Cherreads

Chapter 3 - The Shadow's Smile

Far from the neon-bathed chaos of Neo-Tokyo and the corporate sprawl of Nakamura City, the mists curl thick and perpetual over Inugami Hollow—a remote, anachronistic village hidden within a forest that maps no longer mark. Time feels slower here. The roads are unpaved, the internet weak and flickering, and the air always carries the faint, acrid tang of something smoldering. The villagers whisper with an edge of fear behind their hospitality. Outsiders don't last long here. Some never leave.

Into this fog walks Detective Kyohei Aomine, a hard-nosed Tokyo officer with a record for surviving impossible cases and a mind too restless for retirement. Officially, he's investigating the disappearance of Kazuo Tanabe, a mid-tier bureaucrat in the Ministry of Agriculture who went off-grid after reporting anomalies in farm subsidies flowing into Inugami Hollow. The only name attached to the case? Shiro Enma—a local agricultural entrepreneur whose records are as pristine as they are oddly theatrical.

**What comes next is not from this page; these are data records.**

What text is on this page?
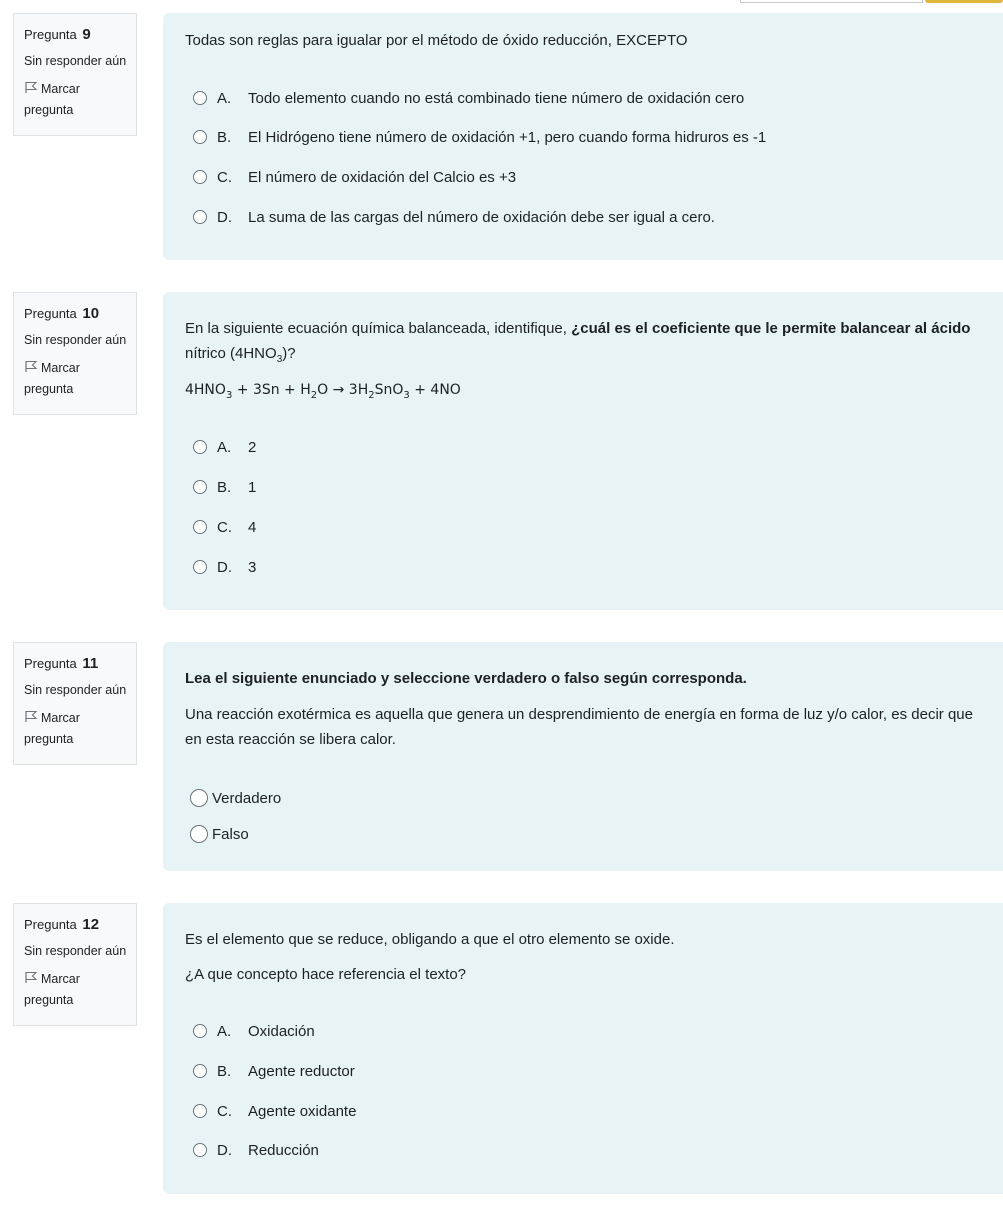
Pregunta 9
Sin responder aún
Marcar
pregunta
Todas son reglas para igualar por el método de óxido reducción, EXCEPTO
A.	Todo elemento cuando no está combinado tiene número de oxidación cero
B.	El Hidrógeno tiene número de oxidación +1, pero cuando forma hidruros es -1
C.	El número de oxidación del Calcio es +3
D.	La suma de las cargas del número de oxidación debe ser igual a cero.
Pregunta 10
Sin responder aún
Marcar
pregunta
En la siguiente ecuación química balanceada, identifique, ¿cuál es el coeficiente que le permite balancear al ácido
nítrico $(4HNO_3)$?
$4HNO_3 + 3Sn + H_2O \to 3H_2SnO_3 + 4NO$
A.	2
B.	1
C.	4
D.	3
Pregunta 11
Sin responder aún
Marcar
pregunta
Lea el siguiente enunciado y seleccione verdadero o falso según corresponda.
Una reacción exotérmica es aquella que genera un desprendimiento de energía en forma de luz y/o calor, es decir que
en esta reacción se libera calor.
Verdadero
Falso
Pregunta 12
Sin responder aún
Marcar
pregunta
Es el elemento que se reduce, obligando a que el otro elemento se oxide.
¿A que concepto hace referencia el texto?
A.	Oxidación
B.	Agente reductor
C.	Agente oxidante
D.	Reducción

To keep a low profile, Kyohei assumes the cover of a nature vlogger, lugging camera gear and droning on about bird calls and fungus habitats for the benefit of the village's curious eyes. He establishes himself quickly, performing the part of the harmless outsider. But he's watching. Listening.

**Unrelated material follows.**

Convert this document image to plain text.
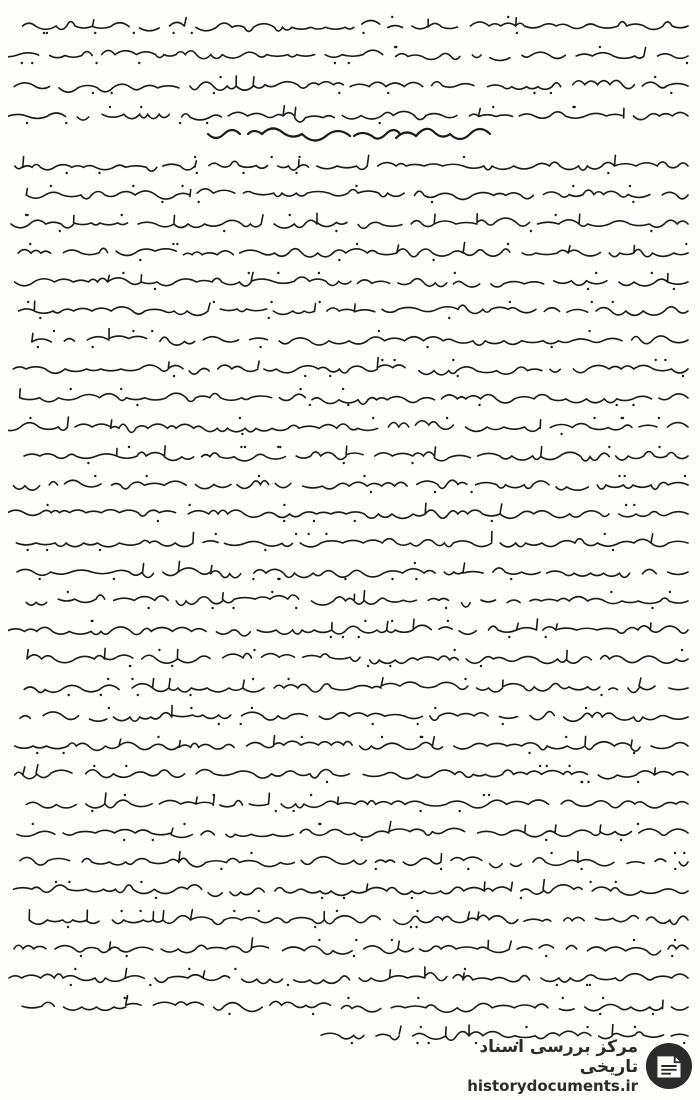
مرکز بررسی اسناد تاریخی
historydocuments.ir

At a quaint, incense-perfumed tea shop run by an elderly couple, Kyohei hears it for the first time: "Ah, Shiro-sama? He's… one of a kind." Laughter follows. "Lives in that manor up the ridge—thinks life's a stage play. Cosplays like it's his religion. Got a little castle full of farmhands who all act in scenes. Good tea, though." The villagers mock him gently, as one might a court jester who's too rich to offend. But beneath the teasing is something tighter. Less joyful. A warning in disguise.

There's also the legend. Always told in hushed tones, eyes scanning the mist.

"Anger Shiro, and the dogs come. Not just any dogs—his dogs. Trained, hungry, perfect."

Curious, cautious, and wired for tension, Kyohei visits the Enma estate—a sprawling, European-style manor perched above a terraced hillside of greenhouses and kennels. Shiro greets him in a vibrant ninja costume, performing a mock duel with a guard wielding a rubber katana. He's charismatic, theatrical, deeply unsettling. He insists Kyohei join him for a tour, slipping in and out of personas with a flair that borders on mania.

Shiro's wife, Miyuki, is soft-spoken and endlessly polite, seemingly unaware—or willfully blind—to her husband's strangeness. Their daughter, Kana, no older than eight, plays with wooden animal figurines and sketches dogs in chalk on stone walls. Always dogs.

At first, Kyohei chalks it up to a cracked ego with a rural empire and too much money. But something festers under the theatrics.

That night, during a fog-thickened walk back through the fields, Kyohei hears snarling. Growls. Then a scream. He runs toward the sound, finding a man being mauled—precision attacks, throat and tendons, the dogs coordinated like a strike team. He fights them off with a flare and pulls the man to safety.

The victim? Detective Yamada, thought to be missing for weeks.

Bleeding and trembling, Yamada reveals the truth in gasps:

"Shiro's no clown. He runs a narcotics ring buried under his farms—hidden labs under the greenhouses. Tanabe tried to audit him. Found too much. Too fast."

"Shiro trains dogs for attack—silent, deadly, surgical. Pure bio-conditioning. His security system doesn't need men."

"No fingerprints. No weapons. No humans involved. And no law can indict a dog."

Kyohei reels. A detective's worst nightmare: a criminal who's untouchable because his enforcers aren't human.

Later, while combing an abandoned lighthouse used by the coast guard, Kyohei uncovers salvaged drone footage from a shipwreck rescue mission nearby. In the grainy visuals, framed by broken glass and ocean wind, stands Shiro Enma, arms outstretched on the rocks as soaked dogs crawl ashore beside him like soldiers returning from war.

Then the audio kicks in—crackling, eerie, unmistakably clear.

"You want to shut me down? Let me shut you up."

The screen blurs as one dog turns toward the camera. Then static.

Inugami Hollow is no longer just a foggy backwater. It's a crucible of terror, and Kyohei knows the walls are closing in. He sends the footage to an encrypted channel. But as he returns to the village, the barking begins again—closer this time. Measured. Commanded.

Somewhere in the dark, Shiro is watching.